For the space industry, public and private, the test was a welcome success after two recent disasters. In late October, a commercial cargo rocket bound for the International Space Station exploded after liftoff in Virginia. Two days later, a rocket being developed by Virgin Galactic to take private citizens on short space jaunts disintegrated during a test flight in California, killing a pilot.

NASA’s test, though, appeared to go off with just a few minor hitches. One of the few reported problems occurred after the splashdown, when two of five airbags designed to keep the capsule upright in the water did not fully deploy. But the failure had no effect on the recovery.

The 11-foot-long capsule, which had slowed from a maximum speed of about 20,000 miles an hour to 20 just before it splashed into the water, will be towed to San Diego and eventually trucked back to Kennedy Space Center in Florida. Engineers and technicians will pore over it and analyze reams of data collected by sensors during the flight to determine how well the spacecraft’s systems and parts, including the capsule’s heat shield, performed.

William H. Gerstenmaier, a NASA associate administrator, said that a quick review after the splashdown suggested that the data “looks really good.”

We will really learn things from this flight,” he said.

Sitting atop a Delta IV rocket, the Orion capsule lifted off from Cape Canaveral Air Force Station on Florida’s Atlantic coast at 7:05 a.m. The launch had been delayed for a day after winds and a problem with the rocket’s fuel system forced a cancellation on Thursday.

With two boosts from the Delta rocket’s second-stage engine, Orion circled Earth for two orbits, the second one carrying it to an altitude of 3,604 miles so it could achieve a high re-entry speed, close to the speeds expected if it were to return from a flight to the moon or beyond.

The $375-million flight marks the beginning of in-space testing for the capsule. The next test flight is not expected until 2018, however, because of limited NASA budgets, and Orion will not carry astronauts until 2021 at the earliest. But NASA hopes that someday it will take people back to the moon or to Mars.

NASA is also developing a more powerful rocket that would be able to send a fully outfitted Orion out of Earth orbit to the moon or beyond.

Referring to the political debate over funding of NASA’s human space exploration program, Mr. Gerstenmaier said that “a successful test flight just helps that discussion.”

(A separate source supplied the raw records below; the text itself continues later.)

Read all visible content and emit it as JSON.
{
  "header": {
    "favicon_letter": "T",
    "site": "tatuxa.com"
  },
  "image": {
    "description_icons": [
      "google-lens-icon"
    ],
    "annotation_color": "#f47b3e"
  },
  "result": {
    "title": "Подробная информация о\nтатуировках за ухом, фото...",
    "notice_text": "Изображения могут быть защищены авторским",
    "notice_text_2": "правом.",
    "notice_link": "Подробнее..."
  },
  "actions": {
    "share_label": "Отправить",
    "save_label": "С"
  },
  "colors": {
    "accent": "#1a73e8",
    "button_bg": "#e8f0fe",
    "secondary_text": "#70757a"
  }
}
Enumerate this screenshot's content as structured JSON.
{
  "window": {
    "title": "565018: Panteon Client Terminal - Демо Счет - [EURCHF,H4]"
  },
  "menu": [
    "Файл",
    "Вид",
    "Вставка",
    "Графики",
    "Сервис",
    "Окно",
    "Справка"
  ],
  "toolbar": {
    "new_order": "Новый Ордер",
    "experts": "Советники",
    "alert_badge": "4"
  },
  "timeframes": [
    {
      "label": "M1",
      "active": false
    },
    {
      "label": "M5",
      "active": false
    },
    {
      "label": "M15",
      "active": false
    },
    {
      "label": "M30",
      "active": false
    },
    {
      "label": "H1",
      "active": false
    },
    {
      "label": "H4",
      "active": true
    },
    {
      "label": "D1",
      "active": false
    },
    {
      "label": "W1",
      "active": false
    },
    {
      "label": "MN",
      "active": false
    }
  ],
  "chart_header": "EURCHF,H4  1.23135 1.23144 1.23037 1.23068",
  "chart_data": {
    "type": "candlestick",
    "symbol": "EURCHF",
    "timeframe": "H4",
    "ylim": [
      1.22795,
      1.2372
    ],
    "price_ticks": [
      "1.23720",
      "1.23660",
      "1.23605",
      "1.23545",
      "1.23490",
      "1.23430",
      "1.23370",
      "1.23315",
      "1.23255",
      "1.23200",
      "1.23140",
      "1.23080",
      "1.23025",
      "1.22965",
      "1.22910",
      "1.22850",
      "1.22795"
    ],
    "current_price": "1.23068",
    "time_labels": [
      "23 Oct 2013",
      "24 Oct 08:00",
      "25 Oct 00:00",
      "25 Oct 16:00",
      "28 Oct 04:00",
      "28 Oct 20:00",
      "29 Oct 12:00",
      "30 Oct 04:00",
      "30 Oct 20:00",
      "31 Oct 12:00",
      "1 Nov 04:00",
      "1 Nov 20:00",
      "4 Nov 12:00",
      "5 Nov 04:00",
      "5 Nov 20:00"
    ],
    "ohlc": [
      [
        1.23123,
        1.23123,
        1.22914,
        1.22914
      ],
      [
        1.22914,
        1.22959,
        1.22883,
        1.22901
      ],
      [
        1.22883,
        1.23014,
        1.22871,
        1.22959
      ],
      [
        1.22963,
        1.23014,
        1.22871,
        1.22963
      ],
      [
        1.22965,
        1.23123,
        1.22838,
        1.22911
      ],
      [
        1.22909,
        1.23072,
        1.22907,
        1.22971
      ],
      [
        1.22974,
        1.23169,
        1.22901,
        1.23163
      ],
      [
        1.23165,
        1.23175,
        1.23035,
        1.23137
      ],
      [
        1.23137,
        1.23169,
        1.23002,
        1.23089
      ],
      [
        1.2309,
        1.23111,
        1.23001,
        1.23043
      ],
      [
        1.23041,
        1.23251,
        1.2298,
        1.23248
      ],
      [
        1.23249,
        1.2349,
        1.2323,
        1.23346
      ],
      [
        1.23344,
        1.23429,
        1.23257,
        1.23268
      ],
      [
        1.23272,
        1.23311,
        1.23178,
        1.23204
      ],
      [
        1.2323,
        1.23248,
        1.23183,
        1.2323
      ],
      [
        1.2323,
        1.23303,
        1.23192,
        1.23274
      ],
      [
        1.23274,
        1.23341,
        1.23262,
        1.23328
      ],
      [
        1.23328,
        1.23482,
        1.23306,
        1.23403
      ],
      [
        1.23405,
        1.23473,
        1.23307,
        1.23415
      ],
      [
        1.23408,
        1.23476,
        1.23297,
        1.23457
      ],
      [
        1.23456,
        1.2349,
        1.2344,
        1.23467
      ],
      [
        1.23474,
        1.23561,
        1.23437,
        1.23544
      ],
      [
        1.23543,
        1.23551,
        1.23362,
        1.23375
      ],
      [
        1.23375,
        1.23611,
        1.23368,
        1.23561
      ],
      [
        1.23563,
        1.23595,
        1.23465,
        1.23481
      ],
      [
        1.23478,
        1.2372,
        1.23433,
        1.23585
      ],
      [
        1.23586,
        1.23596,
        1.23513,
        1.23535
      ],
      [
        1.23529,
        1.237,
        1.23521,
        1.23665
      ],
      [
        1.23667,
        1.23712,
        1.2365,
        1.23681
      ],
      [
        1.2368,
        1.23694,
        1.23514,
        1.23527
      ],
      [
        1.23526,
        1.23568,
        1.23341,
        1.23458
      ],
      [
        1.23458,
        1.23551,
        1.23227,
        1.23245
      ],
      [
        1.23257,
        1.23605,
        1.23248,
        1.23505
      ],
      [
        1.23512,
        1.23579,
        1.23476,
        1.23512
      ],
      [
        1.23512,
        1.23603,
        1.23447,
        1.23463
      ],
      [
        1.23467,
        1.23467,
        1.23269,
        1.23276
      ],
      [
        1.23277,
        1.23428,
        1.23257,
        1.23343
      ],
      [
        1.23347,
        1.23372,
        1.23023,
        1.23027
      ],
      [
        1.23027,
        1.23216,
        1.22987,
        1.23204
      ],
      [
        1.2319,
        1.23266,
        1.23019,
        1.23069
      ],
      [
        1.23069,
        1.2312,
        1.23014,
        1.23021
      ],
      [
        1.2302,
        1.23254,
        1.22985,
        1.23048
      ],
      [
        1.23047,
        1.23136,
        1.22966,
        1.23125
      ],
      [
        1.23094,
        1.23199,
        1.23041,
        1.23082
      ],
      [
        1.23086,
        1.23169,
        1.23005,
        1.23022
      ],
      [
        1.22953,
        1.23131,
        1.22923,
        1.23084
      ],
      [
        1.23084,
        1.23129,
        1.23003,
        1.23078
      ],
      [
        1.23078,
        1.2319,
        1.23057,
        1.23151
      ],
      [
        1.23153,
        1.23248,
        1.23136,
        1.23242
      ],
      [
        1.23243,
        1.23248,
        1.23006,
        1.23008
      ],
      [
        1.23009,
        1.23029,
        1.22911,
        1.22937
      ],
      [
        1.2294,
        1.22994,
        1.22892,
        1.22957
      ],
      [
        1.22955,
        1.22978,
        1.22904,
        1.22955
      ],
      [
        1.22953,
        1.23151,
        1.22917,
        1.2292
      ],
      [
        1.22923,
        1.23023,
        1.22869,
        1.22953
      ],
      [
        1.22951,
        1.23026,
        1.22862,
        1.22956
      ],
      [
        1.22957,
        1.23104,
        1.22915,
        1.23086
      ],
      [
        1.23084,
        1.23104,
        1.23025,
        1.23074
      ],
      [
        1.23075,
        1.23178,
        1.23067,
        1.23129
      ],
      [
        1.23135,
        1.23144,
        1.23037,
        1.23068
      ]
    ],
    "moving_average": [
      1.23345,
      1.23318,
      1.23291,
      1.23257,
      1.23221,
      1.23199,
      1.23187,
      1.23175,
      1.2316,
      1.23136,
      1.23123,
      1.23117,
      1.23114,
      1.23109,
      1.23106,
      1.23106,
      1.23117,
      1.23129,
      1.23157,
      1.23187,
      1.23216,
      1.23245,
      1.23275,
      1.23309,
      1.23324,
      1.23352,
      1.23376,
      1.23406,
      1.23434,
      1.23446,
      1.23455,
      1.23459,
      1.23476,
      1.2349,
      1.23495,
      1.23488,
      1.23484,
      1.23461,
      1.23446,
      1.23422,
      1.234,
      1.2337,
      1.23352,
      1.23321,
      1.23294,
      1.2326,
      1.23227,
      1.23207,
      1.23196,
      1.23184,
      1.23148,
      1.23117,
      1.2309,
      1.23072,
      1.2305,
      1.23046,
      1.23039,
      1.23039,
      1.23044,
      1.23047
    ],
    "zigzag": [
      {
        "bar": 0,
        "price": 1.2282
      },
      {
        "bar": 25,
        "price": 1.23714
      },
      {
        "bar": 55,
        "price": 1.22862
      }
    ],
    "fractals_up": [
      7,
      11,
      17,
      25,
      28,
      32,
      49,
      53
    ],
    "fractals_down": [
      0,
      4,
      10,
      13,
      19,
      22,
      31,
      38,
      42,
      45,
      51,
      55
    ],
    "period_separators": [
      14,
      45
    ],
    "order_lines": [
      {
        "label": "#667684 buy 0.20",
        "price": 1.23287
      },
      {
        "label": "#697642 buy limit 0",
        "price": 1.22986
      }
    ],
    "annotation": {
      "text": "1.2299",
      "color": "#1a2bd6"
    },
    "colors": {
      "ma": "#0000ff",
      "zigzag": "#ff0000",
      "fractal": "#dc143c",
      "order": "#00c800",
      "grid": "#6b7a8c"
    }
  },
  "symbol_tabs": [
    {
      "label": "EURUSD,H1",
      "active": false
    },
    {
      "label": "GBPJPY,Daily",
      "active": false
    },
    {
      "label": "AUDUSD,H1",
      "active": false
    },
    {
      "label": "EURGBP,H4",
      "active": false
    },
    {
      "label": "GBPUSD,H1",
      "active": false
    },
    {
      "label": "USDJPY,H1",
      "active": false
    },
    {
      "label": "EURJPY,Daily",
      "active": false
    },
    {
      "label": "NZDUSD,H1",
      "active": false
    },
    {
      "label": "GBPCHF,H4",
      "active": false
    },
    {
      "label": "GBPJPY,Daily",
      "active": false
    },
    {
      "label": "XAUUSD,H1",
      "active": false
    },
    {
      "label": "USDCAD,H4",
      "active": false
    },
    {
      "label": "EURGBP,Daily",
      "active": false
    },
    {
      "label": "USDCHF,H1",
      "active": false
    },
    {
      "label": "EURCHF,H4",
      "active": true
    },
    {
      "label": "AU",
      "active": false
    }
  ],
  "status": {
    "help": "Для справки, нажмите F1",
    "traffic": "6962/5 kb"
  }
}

After the delays and postponement on Thursday, flight controllers had been concerned that the launching might be postponed again because of high winds at the launchpad. But the winds stayed below the limit of about 24 miles an hour, and the rocket, with three large boosters fueled by liquid oxygen and liquid hydrogen, ignited right on time and accelerated to supersonic speeds within 85 seconds.

While the capsule did not carry any people, some artifacts were on board, including a sample of lunar soil, part of a dinosaur fossil and a recording of the Mars movement from Gustav Holst’s “The Planets.”

NASA’s rocket systems worked better than some of its computer servers, apparently. NASA TV’s live video feed froze about 10 seconds before the launching, disappointing many viewers. But replays of the launching were available later, and live video of the splashdown, from cameras aboard the capsule and a drone aircraft, was uninterrupted.